In many cases, you can never tell, but there are hacker groups and networks devoted to this. Even certain governments can be behind it, but there tracing it back is very difficult. Clues can be found but this type of attack is extremely stealthy and nor is it easy to find out who it has actually been.

The so-called Industry 4.0 and IoT consider the total connection of any element. But doesn’t connecting more devices and machines also entail more risks?

It is clear that interconnecting everything is a new risk. If we had secure, authenticated industrial protocols, with confidential, encrypted communications, we would not have these problems. But all these data [from industry] are made to be in isolation and all of a sudden we connect them and put them together with things like IP cameras, which we have bought on the cheap and do not know very well either how they work or how secure they are. The manufacturer can think, “Where is the problem with them seeing two images of the factory?” However, starting from the camera it is possible to access the rest because they are all part of the same network.

The first thing to do is to segment the network, define exactly what connection needs each element has and set up protective measures at the entry and exit points of each of these segments.

Why do companies not take action from the start?

The problem tends to be that that process of connecting the company is often led by the IT department, which wants to wash its hands of the issue and says it is part of the industrial department. Then, suddenly, all the responsibility falls on someone from production or operations. At the same time, a bunch of firms come by to offer the advantages and benefits of exploiting the data, sensoring and all the rest. That is their task, but often these companies are not concerned about security either. They assume that somebody will do it, but the reality is that, at that time, right in the midst of it all, nobody is concerned with it.

There is a lack of awareness. Just think that every six months, the number of machines connected to the internet goes up by 19%. It is no longer about whether they are protected or not, it is that they are directly connected to the internet. It is a huge problem.

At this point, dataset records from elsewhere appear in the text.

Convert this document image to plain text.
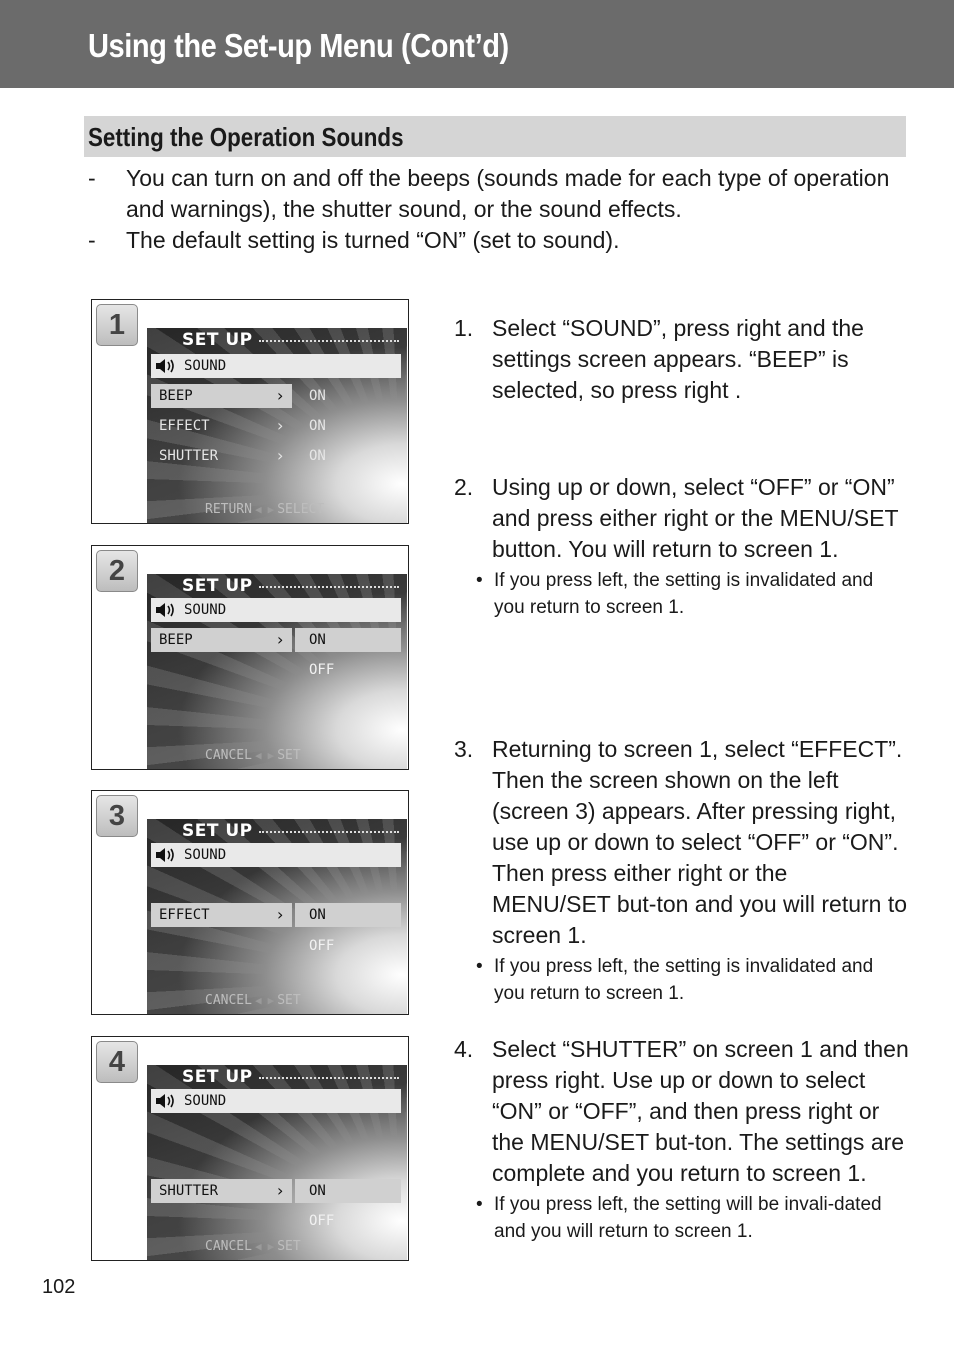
Using the Set-up Menu (Cont’d)
Setting the Operation Sounds
- You can turn on and off the beeps (sounds made for each type of operation and warnings), the shutter sound, or the sound effects.
- The default setting is turned “ON” (set to sound).
1	SET UP
SOUND
BEEP	› ON
EFFECT	› ON
SHUTTER	› ON
RETURN ◀ ▶ SELECT
2	SET UP
SOUND
BEEP	› ON
OFF
CANCEL ◀ ▶ SET
3	SET UP
SOUND
EFFECT	› ON
OFF
CANCEL ◀ ▶ SET
4	SET UP
SOUND
SHUTTER	› ON
OFF
CANCEL ◀ ▶ SET
1. Select “SOUND”, press right and the settings screen appears. “BEEP” is selected, so press right .
2. Using up or down, select “OFF” or “ON” and press either right or the MENU/SET button. You will return to screen 1.
• If you press left, the setting is invalidated and you return to screen 1.
3. Returning to screen 1, select “EFFECT”. Then the screen shown on the left (screen 3) appears. After pressing right, use up or down to select “OFF” or “ON”. Then press either right or the MENU/SET but-ton and you will return to screen 1.
• If you press left, the setting is invalidated and you return to screen 1.
4. Select “SHUTTER” on screen 1 and then press right. Use up or down to select “ON” or “OFF”, and then press right or the MENU/SET but-ton. The settings are complete and you return to screen 1.
• If you press left, the setting will be invali-dated and you will return to screen 1.
102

There remains the supplier option, of the machines being made secure at origin.

We try to talk to manufacturers, so that their new generations of devices are secure and include the appropriate measures. But these wouldn’t reach the market for another five years. Moreover, this equipment has a useful life of 20 or 30 years. It is necessary to work with the manufacturers, but also with the people who install them: customers have to increase their awareness.

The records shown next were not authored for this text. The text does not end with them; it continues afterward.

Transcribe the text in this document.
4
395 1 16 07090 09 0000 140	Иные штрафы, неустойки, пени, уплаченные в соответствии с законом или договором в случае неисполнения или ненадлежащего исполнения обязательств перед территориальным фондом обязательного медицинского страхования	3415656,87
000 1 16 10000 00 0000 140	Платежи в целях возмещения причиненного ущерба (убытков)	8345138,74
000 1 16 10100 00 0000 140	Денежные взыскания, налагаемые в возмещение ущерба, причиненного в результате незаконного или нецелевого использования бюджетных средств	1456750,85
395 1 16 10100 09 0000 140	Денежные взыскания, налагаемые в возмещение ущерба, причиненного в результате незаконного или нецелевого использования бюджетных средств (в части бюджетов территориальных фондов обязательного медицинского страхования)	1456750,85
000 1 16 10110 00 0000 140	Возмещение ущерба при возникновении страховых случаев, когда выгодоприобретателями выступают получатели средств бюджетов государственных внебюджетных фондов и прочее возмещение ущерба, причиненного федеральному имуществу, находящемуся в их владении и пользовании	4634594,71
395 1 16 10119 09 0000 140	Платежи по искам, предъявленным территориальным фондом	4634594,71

However, there is always the risk of connecting from the outside. Everything is pointing to systems increasingly becoming controlled via the cloud and remotely.

The good thing about an industrial network is that, although people connect from outside, it tends to be fairly stable and its way of operating is very similar, and its behaviour can be modelled with artificial intelligence. For example, a very simple pattern which tends to be detected very quickly: if the change in parameter of a machine tends to occur two or three times a month and suddenly happens three times in a single day, the algorithm detects that something is happening. It may be that they are only servicing the machine, but something is up. Based on that, the person responsible for the infrastructure can check whether this is a problem or not. If it is not, the algorithm learns it and labels it as ‘maintenance’.

It is what we were working on while cybersecurity and cyber-secure equipment are reaching the industry. You are not going to protect the protocols, but at least you will detect what is happening until then. If we talk about a new plant, maybe in six years’ time it will be totally secure but we still have many years of non-secure machines and industries ahead of us.

Artificial intelligence becomes a bit of a watchful eye, but could it also become a threat?

Attackers are also increasingly powerful and use this type of artificial intelligence to make the leap. One example is the use of intelligent agents which simulate the behaviour of a network to avoid suspicion. These things are incredibly complicated and increasingly difficult to detect.